Das Warschauer Skandalstadion
In Polen sorgt das 400 Millionen Euro teure und ausschließlich aus staatlichen Mitteln finanzierte Nationalstadion in Warschau für Skandale. Vor kurzem wurde bekannt, dass die Chefs des staatlichen Betreibers EURO 2012 Prämien für angebliche Erfolge einstreichen, obwohl das Stadion in diesem Jahr mit einem fünf Millionen Euro hohen Defizit rechnet. Von den 65 Luxuslogen fand nur eine einen Mieter. Dazu wirft die Oberste Kontrollkammer (NIK) dem Betreiber Unwirtschaftlichkeit bei der Organisation von großen Events vor. So brachte ein staatlich subventioniertes Madonna-Konzert im vergangenen Jahr 1,2 Millionen Euro Verluste ein.

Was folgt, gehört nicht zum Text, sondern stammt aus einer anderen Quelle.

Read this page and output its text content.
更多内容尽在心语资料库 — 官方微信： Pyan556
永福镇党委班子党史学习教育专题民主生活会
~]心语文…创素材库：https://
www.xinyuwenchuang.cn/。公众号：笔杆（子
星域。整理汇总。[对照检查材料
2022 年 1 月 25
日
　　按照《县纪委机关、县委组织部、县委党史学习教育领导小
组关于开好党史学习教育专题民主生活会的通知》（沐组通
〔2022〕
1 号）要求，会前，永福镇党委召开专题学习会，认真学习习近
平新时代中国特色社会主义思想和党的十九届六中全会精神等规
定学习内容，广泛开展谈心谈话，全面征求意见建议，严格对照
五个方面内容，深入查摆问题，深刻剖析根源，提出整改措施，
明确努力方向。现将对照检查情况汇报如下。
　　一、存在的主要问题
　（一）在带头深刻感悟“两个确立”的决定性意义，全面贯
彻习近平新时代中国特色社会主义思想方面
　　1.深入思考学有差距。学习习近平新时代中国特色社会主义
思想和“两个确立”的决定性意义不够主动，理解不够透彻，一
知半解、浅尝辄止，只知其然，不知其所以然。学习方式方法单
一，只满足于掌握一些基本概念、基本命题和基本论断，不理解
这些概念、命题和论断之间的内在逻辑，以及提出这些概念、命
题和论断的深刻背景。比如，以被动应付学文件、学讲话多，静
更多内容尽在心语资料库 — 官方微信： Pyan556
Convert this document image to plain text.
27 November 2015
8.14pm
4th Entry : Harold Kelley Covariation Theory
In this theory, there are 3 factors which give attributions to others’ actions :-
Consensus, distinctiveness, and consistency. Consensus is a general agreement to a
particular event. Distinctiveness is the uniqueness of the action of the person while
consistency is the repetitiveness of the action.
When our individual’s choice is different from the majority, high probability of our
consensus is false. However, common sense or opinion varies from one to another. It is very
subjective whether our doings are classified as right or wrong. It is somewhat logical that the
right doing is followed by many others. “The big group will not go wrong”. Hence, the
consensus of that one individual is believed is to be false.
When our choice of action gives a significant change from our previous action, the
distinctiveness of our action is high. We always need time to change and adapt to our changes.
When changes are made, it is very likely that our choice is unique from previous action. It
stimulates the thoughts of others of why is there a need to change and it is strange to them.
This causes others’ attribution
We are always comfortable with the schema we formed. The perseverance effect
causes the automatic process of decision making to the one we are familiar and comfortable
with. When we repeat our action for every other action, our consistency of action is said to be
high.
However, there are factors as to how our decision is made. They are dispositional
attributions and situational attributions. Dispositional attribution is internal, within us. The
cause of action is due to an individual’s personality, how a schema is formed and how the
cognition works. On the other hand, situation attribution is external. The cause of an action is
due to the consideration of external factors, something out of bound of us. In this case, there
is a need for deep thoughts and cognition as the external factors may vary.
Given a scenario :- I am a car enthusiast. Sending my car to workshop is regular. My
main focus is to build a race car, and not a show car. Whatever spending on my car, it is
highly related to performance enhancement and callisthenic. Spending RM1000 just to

Der ukrainische Student Mikola Batyntschuk aus Lemberg ist im Nachhinein trotzdem froh über die Fußball-EM, „weil dafür die Stadt renoviert wurde.“ Manche Lemberger nutzen das Stadiongelände für andere Zwecke: Vor dem Konstrukt aus Glas und Beton üben Fahrschüler Autofahren – weil dort alles leer ist.